La Seconde Guerre mondiale nous a laissé de nombreux héros. Certains avec des noms et prénoms, d'autres anonymes. Une poignée d'entre eux étaient espagnols, mais ce n'est pas qu'ils soient particulièrement connus dans notre pays, toujours aussi réticents à vanter les mérites de leurs exploits. Dans cette situation de faible importance se trouve celle connue sous le nom de « La Nueve », la 9e compagnie de soldats espagnols, républicains, qui a été intégrée dans la 2e division blindée de la France libre, la division Leclerc. Cette division est celle qui a libéré Paris en 1944. Lors de son passage triomphal sur les Champs-Elysées et l'Arc de Triomphe, un des plus célèbres clichés de cette libération a été tourné.
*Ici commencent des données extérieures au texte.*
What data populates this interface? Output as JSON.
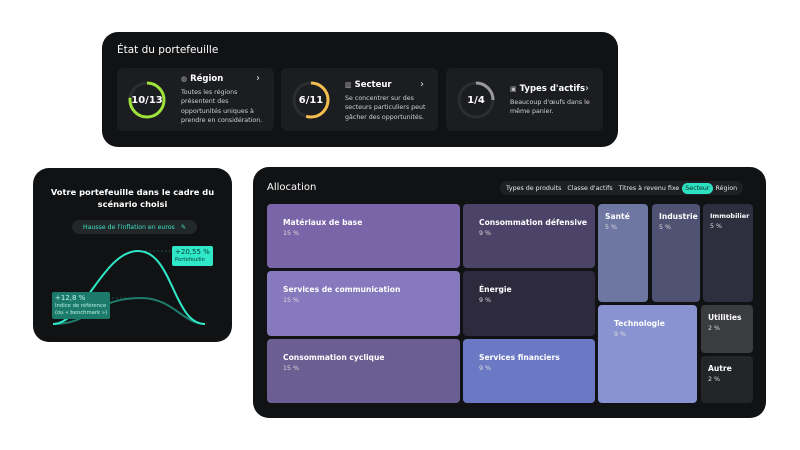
{
  "status": {
    "title": "État du portefeuille",
    "cards": [
      {
        "icon": "globe-icon",
        "label": "Région",
        "value": "10/13",
        "fraction": 0.769,
        "color": "#9ee23a",
        "desc": "Toutes les régions présentent des opportunités uniques à prendre en considération."
      },
      {
        "icon": "bar-chart-icon",
        "label": "Secteur",
        "value": "6/11",
        "fraction": 0.545,
        "color": "#f5bf4f",
        "desc": "Se concentrer sur des secteurs particuliers peut gâcher des opportunités."
      },
      {
        "icon": "briefcase-icon",
        "label": "Types d'actifs",
        "value": "1/4",
        "fraction": 0.25,
        "color": "#9a9a9a",
        "desc": "Beaucoup d'œufs dans le même panier."
      }
    ]
  },
  "scenario": {
    "title": "Votre portefeuille dans le cadre du scénario choisi",
    "selected": "Hausse de l'inflation en euros",
    "portfolio_value": "+20,55 %",
    "portfolio_label": "Portefeuille",
    "benchmark_value": "+12,8 %",
    "benchmark_label1": "Indice de référence",
    "benchmark_label2": "(ou « benchmark »)",
    "accent": "#2ee8c8"
  },
  "allocation": {
    "title": "Allocation",
    "tabs": [
      "Types de produits",
      "Classe d'actifs",
      "Titres à revenu fixe",
      "Secteur",
      "Région"
    ],
    "active_tab": "Secteur",
    "tiles": [
      {
        "name": "Matériaux de base",
        "value": "15 %",
        "color": "#7a65a8"
      },
      {
        "name": "Services de communication",
        "value": "15 %",
        "color": "#8679bd"
      },
      {
        "name": "Consommation cyclique",
        "value": "15 %",
        "color": "#6a5e92"
      },
      {
        "name": "Consommation défensive",
        "value": "9 %",
        "color": "#4c4468"
      },
      {
        "name": "Énergie",
        "value": "9 %",
        "color": "#2e2a3e"
      },
      {
        "name": "Services financiers",
        "value": "9 %",
        "color": "#6b79c4"
      },
      {
        "name": "Santé",
        "value": "5 %",
        "color": "#6e76a2"
      },
      {
        "name": "Industrie",
        "value": "5 %",
        "color": "#4f5273"
      },
      {
        "name": "Immobilier",
        "value": "5 %",
        "color": "#2d2e3e"
      },
      {
        "name": "Technologie",
        "value": "9 %",
        "color": "#8a93d2"
      },
      {
        "name": "Utilities",
        "value": "2 %",
        "color": "#3a3c40"
      },
      {
        "name": "Autre",
        "value": "2 %",
        "color": "#232528"
      }
    ]
  }
}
On y voit un véhicule de « La Nueve » aux applaudissements de la population parisienne, sur son front on pouvait lire « Guernica », puisque les noms des véhicules de cette compagnie étaient, en plus de celui-là, d'autres comme Santander, Teruel, Madrid ou Don Quichotte.

Les Espagnols qui ont combattu dans cette guerre ont un monument dans le célèbre cimetière du Pere Lachaise, mais les combattants de « La Nueve » ont, depuis 2015, un mémorial spécial dans un jardin à côté de l'hôtel de ville de Paris, qui a été inauguré par le roi Felipe VI et la reine Letizia. En Espagne, malheureusement, leur condition de républicains a toujours été placée avant celle des Espagnols, en évitant les hommages et en ignorant le fait que le républicanisme était alors l'alternative de la liberté contre un fascisme qui mettait l'Europe à genoux. En 2017, le maire de Madrid a remédié partiellement à cette dette, en offrant aux héros de « La Nueve » une place dans un parc d'un quartier non central de la capitale. Les hommages, comme toujours tardifs et erronés. Le dernier survivant de ce groupe d'Espagnols a été emporté par cette autre guerre que nous avons vécue il y a plusieurs semaines. Rafael Gómez Nieto est mort à cause du COVID-19 à Strasbourg fin mars. Ce ne sont pas les éloges d'Emmanuel Macron qui ont manqué à l'époque, ni le souvenir du ministère français des Affaires étrangères sur son rôle en ces jours de commémoration de la victoire dans la Seconde Guerre mondiale. Les médias espagnols se sont fait l'écho de sa mort dans les témoignages. Comme si nous avions trop de héros.

Nous sommes confrontés à la sortie de cette crise du coronavirus avec l'incertitude de savoir si l'ennemi va riposter. Avec le doute qu'il ripostera avec plus de virulence. La résilience de la société européenne sera à nouveau mise à l'épreuve, son système politique, dont les fissures sont de plus en plus visibles, sera sévèrement jugé. Cette guerre, ou ce que nos politiciens ont voulu appeler une guerre pour soulager leur conscience des sacrifices nécessaires, nous laissera aussi des héros. La plupart seront à nouveau anonymes, invisibles dans les énormes rouages qui font fonctionner un pays développé, mais des héros, après tout. Ce dont je doute, cependant, c'est que cette crise laisse un Jour de la Victoire, mais ce dont je doute encore plus, c'est que nous sachions reconnaître ces héros demain, ou dans 75 ans.